Downhole pressure gauges in both Lancaster’s wells suggest reservoir pressure has declined by 120 psi (8.27 bar) following cumulative production to date of 6.6 MMbbl of oil. The rate of decline is higher than was anticipated in pre-production reservoir modeling, indicating a shallower oil-water cut (OWC) and lower oil-in-place volumes than estimated in the 2017 Competent Person Report.
Reservoir modeling based on the probable initial OWC at 1,330 m (4,363 ft) TVDSS, matched to observed dynamic behavior, suggests the OWC may have moved up by 10-15 m (33-49 ft) since the start of production and is now within the 205/21a-7z reservoir section. This well is thought to be ‘coning’ oil from above when flowing at higher rates.
Pressure gauges in the suspended 205/26b-14 Lincoln well 8 km (5 mi) away exhibit a 20-psi (1.38-bar) pressure decline, probably due to production from the Lancaster field. This suggests good regional reservoir connectivity and that the Brynhild fault zone between Lancaster and Lincoln likely does not seal.
However, additional pressure data will be needed following a scheduled Lancaster maintenance shut-in to confirm that Lancaster is the cause of the depletion.
While the rate of pressure decline with cumulative production has slowed, well flowing pressure may approach the point at which gas is freed from oil within the reservoir, requiring the two wells to be choked back in order to manage excess gas production.
Lancaster appears to be a more complex reservoir system than predicted, with the onlapping sandstones appearing to represent a substantial part of the presumed connected volume. Further work will be needed to assess the potential implications for field development and ultimate recovery.

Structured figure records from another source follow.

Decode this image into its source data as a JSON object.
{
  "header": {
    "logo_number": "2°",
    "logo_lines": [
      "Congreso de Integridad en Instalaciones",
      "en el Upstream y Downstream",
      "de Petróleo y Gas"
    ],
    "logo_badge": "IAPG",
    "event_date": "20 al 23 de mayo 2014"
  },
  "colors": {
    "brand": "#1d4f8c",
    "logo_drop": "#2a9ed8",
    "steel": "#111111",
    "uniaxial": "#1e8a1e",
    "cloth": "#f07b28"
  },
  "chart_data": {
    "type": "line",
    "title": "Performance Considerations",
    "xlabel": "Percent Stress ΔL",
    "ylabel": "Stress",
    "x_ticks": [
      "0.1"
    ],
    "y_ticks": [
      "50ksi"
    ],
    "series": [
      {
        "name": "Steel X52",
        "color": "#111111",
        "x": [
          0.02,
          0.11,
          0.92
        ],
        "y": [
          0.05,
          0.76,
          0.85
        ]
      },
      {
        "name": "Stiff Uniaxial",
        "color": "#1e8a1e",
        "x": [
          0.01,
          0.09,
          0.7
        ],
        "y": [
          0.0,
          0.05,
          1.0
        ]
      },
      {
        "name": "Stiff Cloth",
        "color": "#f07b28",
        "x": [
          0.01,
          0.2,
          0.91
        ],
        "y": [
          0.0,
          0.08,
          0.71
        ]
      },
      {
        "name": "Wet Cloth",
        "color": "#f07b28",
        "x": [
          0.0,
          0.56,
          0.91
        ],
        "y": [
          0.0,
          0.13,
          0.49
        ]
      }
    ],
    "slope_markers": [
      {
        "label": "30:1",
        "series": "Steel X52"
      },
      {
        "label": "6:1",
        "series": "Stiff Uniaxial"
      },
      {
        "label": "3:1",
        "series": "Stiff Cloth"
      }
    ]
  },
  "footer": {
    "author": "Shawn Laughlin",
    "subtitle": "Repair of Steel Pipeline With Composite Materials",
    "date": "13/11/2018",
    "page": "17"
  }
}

Assuming production has to be choked back as well flowing pressure approaches ‘bubble point’ during H2 2021, remaining reserves that could be recovered via the current EPS through the two wells with no further activity is 9.4 MMbbl (subject to an economic limit test).

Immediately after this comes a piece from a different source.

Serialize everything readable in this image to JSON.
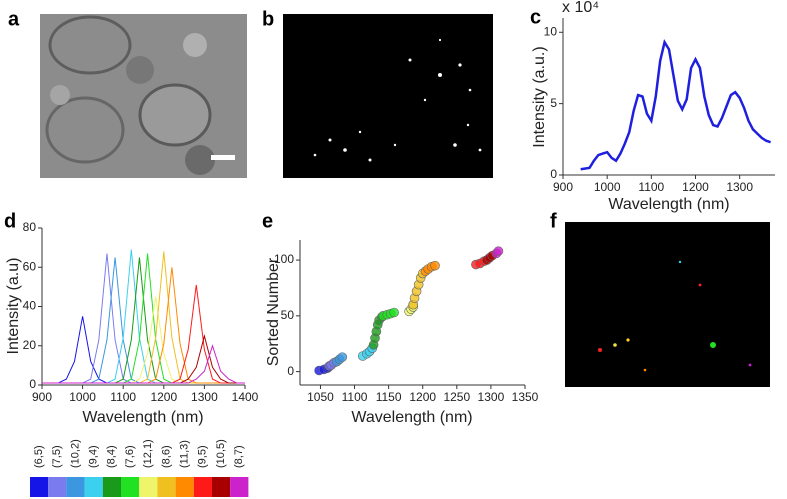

Hurricane is assessing options to mitigate the forecast production and pressure decline rates of the EPS, the main one being to manage reservoir voidage and pressure decline by initiating water injection.
It is also assessing the optimum timing, cost, location and design of a water injection well and facilities, including adaptations to existing water injection capabilities on the FPSO. Hurricane estimates the total cost, including drilling at $70-80 million.